Yeah. I'll just add to that, Rob. I mean, it's a really exciting space. I think when you look at the Sentenial Nuapay acquisitions, there's obviously two areas to that business. One is quite compelling in itself in that there's connections with a lot of the tier one banks, as I mentioned in my prepared comments. That side of the business is sort of very rich customer base, which we can maybe leverage for other areas of our business. Then when it comes to Nuapay and the open banking side of things, it's really gonna become the backbone of embedded finance experiences for many, many years to come. I think with Nuapay, they've already been well-recognized in the marketplace. They've won a lot of awards for their payment solutions.
You know, I'm sitting down speaking with a number of folks in the ecosystem there in London just a week and a half or so ago. You know, the adoption is you know it's occurring. It's obviously you know a new payment form. We see a lot of opportunities there. Even if we look into what Mastercard and Visa are doing, you know, they've invested in this space. I think that's exciting, how that evolves and how that plays into other innovations in and around digital currencies and assets and so forth. It's definitely something we're you know pretty excited about and look forward to that being a growing area of our business.
Thanks, Emma. Thanks to everybody that's asked a question. With that, I think that's all the questions we've had come through. Thank you very much. I'll just hand back to Emma for some final comments before we close the conference.
Yeah. Thanks very much, Ryan. I'll just reiterate, I'm extremely excited and pretty energized actually the opportunity to take EML into a next chapter of growth. Obviously, I'll just reinforce my comments. We wanna strengthen the base and it's a good base, so we can build from that. We can also look at firming the foundation for even further growth and scale in the future. I'm really looking forward to working with the global EML team. We've got some fantastic people. The board of directors are supportive of investing in the business for future growth. I'd say it's a good chapter for EML and I'm really excited.

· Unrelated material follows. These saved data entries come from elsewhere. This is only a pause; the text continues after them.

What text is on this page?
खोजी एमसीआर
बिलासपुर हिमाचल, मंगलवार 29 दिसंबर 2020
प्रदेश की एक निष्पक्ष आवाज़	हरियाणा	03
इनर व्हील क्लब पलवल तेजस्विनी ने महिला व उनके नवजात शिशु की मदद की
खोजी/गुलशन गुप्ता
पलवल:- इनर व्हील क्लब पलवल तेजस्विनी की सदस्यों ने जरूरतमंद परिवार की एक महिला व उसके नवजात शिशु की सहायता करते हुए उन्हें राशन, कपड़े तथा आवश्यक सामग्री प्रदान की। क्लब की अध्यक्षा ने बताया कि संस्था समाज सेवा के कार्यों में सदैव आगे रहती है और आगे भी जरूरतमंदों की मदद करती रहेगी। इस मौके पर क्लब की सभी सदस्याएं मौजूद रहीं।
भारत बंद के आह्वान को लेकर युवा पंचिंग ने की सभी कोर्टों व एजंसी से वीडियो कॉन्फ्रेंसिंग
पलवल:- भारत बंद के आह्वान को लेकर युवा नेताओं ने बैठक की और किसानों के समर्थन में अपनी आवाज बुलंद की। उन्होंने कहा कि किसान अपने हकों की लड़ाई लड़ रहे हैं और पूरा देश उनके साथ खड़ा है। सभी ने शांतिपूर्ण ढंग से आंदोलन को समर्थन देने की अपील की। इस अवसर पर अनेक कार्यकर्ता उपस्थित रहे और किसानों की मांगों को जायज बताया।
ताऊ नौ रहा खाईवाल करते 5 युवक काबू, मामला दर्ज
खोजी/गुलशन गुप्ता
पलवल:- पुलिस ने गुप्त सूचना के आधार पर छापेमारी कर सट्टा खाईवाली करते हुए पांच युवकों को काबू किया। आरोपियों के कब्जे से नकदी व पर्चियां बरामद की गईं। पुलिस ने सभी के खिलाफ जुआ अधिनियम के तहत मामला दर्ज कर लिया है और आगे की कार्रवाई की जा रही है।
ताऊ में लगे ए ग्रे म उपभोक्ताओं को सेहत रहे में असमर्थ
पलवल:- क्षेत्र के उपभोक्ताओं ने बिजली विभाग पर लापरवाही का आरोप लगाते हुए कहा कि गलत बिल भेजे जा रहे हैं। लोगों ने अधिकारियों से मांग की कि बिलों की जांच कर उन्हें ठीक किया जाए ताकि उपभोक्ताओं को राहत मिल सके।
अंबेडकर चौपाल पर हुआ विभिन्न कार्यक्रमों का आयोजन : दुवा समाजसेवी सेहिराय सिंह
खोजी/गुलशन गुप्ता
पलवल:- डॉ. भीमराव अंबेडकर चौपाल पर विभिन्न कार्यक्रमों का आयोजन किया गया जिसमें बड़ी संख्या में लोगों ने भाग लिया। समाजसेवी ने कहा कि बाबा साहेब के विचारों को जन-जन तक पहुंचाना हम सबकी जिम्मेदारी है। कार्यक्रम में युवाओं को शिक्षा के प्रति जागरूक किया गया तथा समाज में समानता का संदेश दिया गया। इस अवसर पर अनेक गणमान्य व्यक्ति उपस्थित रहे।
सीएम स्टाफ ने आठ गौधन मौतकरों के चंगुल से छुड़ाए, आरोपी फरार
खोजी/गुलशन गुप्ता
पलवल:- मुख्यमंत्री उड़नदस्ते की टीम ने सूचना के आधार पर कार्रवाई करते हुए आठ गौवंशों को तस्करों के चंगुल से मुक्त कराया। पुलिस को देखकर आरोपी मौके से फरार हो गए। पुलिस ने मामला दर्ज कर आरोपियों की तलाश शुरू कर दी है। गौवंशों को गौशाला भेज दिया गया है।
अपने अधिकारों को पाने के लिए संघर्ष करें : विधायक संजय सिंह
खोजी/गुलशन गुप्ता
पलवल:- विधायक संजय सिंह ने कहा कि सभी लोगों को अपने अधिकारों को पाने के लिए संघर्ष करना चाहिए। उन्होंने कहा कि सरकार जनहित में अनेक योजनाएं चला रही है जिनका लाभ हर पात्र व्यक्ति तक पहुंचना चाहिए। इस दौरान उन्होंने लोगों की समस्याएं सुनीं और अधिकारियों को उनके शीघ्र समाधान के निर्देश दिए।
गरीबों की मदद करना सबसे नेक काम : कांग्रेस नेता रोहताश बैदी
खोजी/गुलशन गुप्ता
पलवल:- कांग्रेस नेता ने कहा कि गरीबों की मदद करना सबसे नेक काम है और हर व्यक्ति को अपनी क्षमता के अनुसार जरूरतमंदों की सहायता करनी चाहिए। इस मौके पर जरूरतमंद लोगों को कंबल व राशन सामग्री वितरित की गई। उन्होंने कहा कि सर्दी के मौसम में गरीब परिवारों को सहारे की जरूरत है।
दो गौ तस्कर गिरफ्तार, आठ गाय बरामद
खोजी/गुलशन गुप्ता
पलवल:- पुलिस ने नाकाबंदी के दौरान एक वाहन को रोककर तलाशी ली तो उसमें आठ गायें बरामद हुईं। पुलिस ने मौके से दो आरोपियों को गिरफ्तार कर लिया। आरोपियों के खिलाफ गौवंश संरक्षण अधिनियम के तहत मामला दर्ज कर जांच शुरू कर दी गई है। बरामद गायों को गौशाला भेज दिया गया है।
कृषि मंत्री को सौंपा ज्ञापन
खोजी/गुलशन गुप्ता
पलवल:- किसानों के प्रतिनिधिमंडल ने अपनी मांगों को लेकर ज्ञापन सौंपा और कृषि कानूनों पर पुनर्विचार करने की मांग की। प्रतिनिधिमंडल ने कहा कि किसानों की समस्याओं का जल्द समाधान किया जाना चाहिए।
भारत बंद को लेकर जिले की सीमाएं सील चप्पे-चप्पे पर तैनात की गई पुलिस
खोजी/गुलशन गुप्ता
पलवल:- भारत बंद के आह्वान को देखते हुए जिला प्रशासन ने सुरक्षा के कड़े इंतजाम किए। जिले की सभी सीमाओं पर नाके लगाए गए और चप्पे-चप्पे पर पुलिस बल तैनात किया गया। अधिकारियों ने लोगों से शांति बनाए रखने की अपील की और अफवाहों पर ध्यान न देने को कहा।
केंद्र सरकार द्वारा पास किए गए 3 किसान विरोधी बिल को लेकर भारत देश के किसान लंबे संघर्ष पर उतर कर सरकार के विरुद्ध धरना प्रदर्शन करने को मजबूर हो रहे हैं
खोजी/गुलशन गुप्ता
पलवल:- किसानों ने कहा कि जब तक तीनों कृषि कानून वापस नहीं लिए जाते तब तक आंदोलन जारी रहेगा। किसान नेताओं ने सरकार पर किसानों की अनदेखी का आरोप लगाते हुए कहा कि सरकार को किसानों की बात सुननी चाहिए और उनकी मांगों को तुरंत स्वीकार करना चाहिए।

I'm really looking forward to meeting more of you in the Australian community in the coming weeks and months and certainly having a presentation at our AGM in November so that you can understand better what our future plans are and how we're looking to execute. Thanks very much for your time today and all the questions and have a good day.
Thanks very much.
That does conclude our conference for today. Thank you for participating. You may now disconnect.